Existe un miedo supremo; el miedo a la muerte, pero también existe el miedo a la enfermedad, el dolor, la incapacidad, la soledad, la oscuridad, la miseria, la locura, la ruina, la vejez, el amor, el rechazo social y tantos más que resulta casi imposible enumerarlos.Y de lo que no cabe la menor duda es que el mero hecho de mostrar valor en un determinado campo, no significa, ni por lo más remoto, ser valiente en todos ellos.

No me asusta la idea de morir, pero me horroriza la idea de padecer un cáncer que traiga aparejado un largo y doloroso camino hacia la muerte. Sin embargo, mi ex esposa, Macarena, admite que sería capaz de permanecer diez años en la cama, limitándose a leer o ver la televisión con tal de continuar respirando.
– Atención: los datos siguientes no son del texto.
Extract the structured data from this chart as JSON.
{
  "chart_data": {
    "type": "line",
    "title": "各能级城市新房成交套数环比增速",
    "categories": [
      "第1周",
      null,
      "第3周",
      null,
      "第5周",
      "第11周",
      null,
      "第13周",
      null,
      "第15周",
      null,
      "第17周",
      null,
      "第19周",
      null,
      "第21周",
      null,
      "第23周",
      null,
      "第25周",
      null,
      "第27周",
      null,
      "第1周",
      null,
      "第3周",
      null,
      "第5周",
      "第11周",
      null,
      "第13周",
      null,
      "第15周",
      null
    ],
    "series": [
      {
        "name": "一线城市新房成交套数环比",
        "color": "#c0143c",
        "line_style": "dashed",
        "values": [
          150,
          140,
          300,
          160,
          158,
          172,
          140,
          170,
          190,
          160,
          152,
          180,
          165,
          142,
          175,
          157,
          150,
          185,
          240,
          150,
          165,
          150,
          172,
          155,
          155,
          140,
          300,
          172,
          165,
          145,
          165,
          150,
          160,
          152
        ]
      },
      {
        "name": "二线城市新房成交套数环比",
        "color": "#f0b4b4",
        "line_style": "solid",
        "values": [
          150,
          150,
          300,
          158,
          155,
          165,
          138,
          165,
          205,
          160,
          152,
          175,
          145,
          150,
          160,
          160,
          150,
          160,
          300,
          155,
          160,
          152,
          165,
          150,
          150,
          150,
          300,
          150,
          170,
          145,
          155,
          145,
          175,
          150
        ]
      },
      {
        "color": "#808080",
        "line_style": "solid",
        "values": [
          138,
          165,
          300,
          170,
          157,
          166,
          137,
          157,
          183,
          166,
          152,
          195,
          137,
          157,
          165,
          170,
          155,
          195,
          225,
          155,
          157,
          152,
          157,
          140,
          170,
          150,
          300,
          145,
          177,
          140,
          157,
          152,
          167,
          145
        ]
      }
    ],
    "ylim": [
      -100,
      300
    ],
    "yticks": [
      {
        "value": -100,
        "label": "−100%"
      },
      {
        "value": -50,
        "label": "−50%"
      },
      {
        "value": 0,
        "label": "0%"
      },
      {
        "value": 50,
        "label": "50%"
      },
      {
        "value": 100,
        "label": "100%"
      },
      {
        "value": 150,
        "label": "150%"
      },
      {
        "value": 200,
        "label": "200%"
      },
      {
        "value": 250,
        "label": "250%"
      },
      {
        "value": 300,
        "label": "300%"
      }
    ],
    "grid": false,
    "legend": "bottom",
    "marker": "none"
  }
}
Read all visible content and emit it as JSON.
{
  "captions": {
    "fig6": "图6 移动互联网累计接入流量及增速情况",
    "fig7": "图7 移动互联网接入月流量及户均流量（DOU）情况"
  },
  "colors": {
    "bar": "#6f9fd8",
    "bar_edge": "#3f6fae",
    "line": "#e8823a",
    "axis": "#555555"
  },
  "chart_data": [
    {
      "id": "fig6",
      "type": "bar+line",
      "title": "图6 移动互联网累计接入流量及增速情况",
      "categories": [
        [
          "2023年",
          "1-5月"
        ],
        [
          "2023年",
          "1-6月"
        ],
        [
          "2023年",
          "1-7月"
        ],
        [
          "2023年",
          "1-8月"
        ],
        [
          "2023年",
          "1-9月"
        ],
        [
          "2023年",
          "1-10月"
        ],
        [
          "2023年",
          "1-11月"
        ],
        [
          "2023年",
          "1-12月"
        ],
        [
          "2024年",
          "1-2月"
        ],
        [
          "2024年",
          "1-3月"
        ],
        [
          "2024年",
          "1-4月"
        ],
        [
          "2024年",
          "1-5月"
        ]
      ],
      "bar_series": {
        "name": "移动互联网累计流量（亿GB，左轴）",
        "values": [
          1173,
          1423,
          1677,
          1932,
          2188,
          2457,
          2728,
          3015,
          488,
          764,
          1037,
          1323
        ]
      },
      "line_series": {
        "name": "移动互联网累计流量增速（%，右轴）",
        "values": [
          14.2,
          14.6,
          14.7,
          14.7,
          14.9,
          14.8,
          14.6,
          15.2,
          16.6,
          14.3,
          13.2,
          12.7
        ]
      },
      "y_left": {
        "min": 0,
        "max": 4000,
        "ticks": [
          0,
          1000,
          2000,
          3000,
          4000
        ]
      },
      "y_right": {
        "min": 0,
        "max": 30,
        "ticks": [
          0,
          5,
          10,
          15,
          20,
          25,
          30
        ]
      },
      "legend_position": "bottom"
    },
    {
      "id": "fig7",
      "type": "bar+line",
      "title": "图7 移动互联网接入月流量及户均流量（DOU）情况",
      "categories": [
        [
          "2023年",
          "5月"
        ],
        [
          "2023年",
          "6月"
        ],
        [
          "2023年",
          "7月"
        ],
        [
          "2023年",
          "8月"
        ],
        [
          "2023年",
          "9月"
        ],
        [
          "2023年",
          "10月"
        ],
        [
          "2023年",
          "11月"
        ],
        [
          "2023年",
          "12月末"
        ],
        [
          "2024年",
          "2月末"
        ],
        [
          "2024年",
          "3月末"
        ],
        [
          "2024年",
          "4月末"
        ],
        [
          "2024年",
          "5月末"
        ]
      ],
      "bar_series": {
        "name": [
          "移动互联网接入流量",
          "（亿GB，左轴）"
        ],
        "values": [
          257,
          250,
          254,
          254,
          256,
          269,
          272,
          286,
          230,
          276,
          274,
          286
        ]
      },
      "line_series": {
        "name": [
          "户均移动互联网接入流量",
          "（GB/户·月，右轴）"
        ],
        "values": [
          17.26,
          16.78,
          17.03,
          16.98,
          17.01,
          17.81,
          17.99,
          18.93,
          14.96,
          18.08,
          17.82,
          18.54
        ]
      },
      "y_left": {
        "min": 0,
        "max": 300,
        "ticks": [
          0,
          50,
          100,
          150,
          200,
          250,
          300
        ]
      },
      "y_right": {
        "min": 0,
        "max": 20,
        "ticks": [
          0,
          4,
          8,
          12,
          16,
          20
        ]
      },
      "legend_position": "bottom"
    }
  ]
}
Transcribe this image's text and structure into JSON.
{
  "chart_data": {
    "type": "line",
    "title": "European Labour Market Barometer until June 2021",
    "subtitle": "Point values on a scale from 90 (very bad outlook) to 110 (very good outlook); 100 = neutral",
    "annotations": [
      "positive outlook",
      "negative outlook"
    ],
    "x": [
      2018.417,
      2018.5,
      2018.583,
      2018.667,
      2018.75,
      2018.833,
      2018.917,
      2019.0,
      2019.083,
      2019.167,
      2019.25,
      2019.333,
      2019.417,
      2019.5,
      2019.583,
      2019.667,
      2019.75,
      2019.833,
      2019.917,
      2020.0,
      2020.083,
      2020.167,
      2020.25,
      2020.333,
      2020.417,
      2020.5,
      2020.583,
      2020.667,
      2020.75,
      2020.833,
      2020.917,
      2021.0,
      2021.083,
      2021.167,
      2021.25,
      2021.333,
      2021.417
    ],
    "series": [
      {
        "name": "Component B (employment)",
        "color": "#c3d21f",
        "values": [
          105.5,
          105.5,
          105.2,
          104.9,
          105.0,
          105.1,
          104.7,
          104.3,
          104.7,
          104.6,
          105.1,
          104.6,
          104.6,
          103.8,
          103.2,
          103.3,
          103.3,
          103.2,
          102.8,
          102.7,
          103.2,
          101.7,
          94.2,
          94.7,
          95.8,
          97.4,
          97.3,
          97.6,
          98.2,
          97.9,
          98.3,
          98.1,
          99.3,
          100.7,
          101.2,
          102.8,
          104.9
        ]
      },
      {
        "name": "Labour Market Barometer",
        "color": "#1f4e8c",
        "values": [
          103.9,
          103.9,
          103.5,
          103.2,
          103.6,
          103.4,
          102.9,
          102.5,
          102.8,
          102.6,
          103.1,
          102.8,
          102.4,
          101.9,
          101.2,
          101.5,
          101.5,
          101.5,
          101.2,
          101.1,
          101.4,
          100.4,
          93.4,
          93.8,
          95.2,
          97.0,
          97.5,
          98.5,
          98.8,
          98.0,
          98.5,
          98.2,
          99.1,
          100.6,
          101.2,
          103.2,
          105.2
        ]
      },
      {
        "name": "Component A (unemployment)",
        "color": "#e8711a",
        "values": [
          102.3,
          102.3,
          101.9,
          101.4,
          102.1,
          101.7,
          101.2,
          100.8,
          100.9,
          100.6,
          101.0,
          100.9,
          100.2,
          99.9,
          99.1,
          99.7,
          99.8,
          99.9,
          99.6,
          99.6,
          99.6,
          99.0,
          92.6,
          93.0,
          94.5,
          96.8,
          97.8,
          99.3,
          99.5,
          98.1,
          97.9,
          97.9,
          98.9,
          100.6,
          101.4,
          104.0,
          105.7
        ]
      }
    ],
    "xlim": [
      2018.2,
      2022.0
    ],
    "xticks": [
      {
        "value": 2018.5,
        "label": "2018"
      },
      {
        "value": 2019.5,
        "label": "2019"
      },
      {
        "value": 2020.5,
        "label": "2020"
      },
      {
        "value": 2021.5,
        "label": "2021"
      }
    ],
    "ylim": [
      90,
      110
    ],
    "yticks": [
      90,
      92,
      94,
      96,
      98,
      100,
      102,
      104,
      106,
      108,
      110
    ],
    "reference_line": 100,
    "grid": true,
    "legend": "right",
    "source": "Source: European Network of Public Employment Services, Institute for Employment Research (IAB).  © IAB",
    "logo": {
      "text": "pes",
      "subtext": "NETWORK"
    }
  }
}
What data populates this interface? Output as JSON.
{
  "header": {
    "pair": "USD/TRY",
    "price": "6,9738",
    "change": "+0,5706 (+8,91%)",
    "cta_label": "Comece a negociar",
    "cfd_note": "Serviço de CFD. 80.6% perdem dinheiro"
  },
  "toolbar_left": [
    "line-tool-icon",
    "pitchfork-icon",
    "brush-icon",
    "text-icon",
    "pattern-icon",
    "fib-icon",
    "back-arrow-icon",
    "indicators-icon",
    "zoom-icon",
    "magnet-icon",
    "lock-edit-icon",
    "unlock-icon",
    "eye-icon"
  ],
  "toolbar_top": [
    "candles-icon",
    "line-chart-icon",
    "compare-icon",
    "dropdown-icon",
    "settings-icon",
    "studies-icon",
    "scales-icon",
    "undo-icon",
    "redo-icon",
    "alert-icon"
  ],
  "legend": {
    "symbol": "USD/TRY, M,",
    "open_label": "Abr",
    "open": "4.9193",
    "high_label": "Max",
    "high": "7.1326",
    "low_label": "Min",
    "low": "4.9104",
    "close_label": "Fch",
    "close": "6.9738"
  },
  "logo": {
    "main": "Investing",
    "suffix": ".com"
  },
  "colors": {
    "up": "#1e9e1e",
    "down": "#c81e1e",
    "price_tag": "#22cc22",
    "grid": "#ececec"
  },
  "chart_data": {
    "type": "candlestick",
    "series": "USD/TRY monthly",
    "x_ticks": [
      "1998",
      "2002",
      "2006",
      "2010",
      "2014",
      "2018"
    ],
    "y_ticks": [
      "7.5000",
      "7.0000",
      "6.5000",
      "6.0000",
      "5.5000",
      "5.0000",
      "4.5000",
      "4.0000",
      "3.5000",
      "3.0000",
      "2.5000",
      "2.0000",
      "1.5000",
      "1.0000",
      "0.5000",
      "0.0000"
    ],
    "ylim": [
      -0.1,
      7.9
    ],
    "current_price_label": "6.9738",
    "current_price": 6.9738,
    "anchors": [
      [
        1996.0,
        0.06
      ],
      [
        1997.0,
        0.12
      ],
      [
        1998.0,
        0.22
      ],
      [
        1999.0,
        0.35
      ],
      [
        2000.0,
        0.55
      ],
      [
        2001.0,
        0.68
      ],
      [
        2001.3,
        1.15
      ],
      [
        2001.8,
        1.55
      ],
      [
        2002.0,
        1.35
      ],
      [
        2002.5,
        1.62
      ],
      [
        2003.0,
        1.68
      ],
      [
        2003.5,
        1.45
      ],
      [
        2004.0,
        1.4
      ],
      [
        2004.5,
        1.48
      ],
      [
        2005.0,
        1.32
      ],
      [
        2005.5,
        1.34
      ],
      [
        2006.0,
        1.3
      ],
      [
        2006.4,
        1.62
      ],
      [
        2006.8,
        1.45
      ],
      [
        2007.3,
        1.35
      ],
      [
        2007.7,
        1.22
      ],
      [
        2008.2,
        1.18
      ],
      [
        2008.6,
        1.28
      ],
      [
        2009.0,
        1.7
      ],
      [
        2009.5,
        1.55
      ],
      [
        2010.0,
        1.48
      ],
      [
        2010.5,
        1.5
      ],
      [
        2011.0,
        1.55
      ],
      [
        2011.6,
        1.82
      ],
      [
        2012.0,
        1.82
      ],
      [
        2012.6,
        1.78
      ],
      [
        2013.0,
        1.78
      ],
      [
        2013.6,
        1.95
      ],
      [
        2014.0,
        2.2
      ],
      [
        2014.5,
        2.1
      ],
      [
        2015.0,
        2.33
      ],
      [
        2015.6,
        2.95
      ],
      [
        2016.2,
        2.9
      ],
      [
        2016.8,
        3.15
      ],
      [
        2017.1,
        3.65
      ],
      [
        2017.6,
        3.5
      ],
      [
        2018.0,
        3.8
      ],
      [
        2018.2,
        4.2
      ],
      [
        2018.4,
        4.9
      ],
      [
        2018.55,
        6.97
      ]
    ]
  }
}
Nadie está exento de padecer algún tipo de miedo, incluso en ocasiones más bien de auténtico pánico, y debí tenerlo en cuenta a la hora de intentar entender por qué razón aquel ser despreciable e inmundo había decidido volarse los asquerosos sesos.

Aunque todo eso no evitó, sin embargo, que durante un tiempo me sintiera tan defraudado como quien se prepara con vistas a una difícil ascensión al Everest y descubre que tan solo se ha enfrentado al pico del Aneto.

Pero lo más desagradable y amargo que me ocurrió durante los días que siguieron a la aparición del cadáver de la Bestia Perfecta no fue esa evidente decepción, sino el hecho de que me vi obligado a acompañar a una destrozada Alicia Jiménez al reconocimiento de lo poco que quedaba de lo que había sido su adorada hija.

¿Pero cómo reconocer un cadáver que ha permanecido meses sumergida en el fondo de un pozo?

Desnuda, y desprovista incluso de la medalla de su primera comunión de la que jamás se separaba, tan solo las pruebas de ADN confirmaron que, en efecto, aquellos tristes despojos pertenecían a la pequeña Jimena Jimeno Jiménez.

Concluidos los macabros trámites, consideré, en lo que se me antojó buena lógica, que no resultaba conveniente que su destrozada madre se encerrara de nuevo en la pequeña casa de Cuenca, por lo que me aventuré a invitarla a acompañarme a Galicia en un desesperado intento por hacer algo en beneficio del difunto Miguel.